Two new studies find that DEHP substitutes behave just like the chemical they replaced
About a decade ago, consumer plastics manufacturers began to replace a chemical known as DEHP—a probable human carcinogen, according to the EPA—from their products. The growing consensus was that the chemical could lead to a number of negative health effects, and its removal was hailed as an advancement in the interest of public health.
Now, new research suggests that replacement chemicals may have some of the same negative health effects as DEHP. A study in the journal Hypertension links high blood pressure and the presence of DINP and DIDP, two replacements for DEHP. Another study from the same researchers, published in the Journal of Clinical Endocrinology and Metabolism, found a link between the replacements and insulin resistance.
“These data raise substantial concerns about similar health effects due to chemicals used to replace DEHP under the presumption that they don’t have the same, or different, adverse health effects,” says study author Leonardo Trasande, a professor at New York University. “Clearly there’s a need for further research.”
Researchers relied on urine and blood samples from the National Health and Nutrition Examination Survey to look for a connection between DEHP replacements and various ailments. The research showed a strong relationship between high levels of the chemicals and both insulin resistance and blood pressure.

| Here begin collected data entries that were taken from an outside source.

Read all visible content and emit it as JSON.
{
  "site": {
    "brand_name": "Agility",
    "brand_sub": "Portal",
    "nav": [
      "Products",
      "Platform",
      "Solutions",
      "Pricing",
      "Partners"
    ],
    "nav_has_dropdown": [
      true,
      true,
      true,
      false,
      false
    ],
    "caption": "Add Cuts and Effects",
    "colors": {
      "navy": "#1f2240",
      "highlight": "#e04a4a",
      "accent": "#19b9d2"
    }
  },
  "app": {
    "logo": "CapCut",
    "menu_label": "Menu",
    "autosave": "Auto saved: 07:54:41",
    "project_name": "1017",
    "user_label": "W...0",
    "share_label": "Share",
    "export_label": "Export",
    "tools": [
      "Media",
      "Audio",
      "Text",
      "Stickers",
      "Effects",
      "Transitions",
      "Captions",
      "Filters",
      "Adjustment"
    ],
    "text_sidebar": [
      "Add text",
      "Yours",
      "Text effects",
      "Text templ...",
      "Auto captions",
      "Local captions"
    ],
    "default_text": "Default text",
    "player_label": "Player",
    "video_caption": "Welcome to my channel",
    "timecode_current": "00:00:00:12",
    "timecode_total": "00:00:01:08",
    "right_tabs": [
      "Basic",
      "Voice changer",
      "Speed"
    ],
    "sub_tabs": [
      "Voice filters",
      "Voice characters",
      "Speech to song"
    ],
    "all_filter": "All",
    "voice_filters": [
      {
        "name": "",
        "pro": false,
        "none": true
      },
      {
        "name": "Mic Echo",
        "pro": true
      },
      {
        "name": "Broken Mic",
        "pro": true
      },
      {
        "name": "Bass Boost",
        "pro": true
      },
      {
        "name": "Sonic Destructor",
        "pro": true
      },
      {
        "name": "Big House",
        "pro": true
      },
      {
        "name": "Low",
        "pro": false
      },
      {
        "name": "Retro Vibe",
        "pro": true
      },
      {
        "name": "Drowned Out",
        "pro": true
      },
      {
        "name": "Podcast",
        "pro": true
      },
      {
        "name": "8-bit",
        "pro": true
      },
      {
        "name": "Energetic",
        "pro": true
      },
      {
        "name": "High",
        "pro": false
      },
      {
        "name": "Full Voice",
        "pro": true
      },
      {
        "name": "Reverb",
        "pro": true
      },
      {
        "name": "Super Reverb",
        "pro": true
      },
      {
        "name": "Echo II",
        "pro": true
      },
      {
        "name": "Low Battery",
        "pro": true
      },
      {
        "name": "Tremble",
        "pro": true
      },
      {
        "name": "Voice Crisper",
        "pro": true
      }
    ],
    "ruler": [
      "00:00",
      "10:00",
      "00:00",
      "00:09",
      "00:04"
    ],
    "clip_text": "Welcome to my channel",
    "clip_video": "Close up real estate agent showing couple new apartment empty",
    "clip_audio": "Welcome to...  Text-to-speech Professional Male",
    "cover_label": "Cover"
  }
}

Both of these conditions are associated with diabetes and other negative health effects.
DEHP is not the first chemical to be dumped because of negative health effects only for consumers to learn that the replacements are just as bad. Some manufacturers of consumer products have replaced BPA, another chemical found in plastics, after research has found it to be an endocrine disruptor that damages reproductive health, among other things. It turns out the replacements may have the exact same properties, some research has shown. Trasande says it shouldn’t come as a surprise that chemicals that behave the same way in plastic would have the same side effects. With both BPA and DEHP, replacement chemicals have a nearly identical chemical structure to the original, he says.
But eliminating untested chemicals from the supply has proven difficult, at least in part because the federal regulatory structure assumes that chemicals are “innocent until proven guilty,” Trasande says. “What we need here is a reform that tests chemicals proactively before they’re used on the open market,” he says.
Until those measures are in place and more research is conducted, Trassande suggests that consumers avoid heating plastics in the microwave and throwing away scratched plastic containers to minimize contamination to food.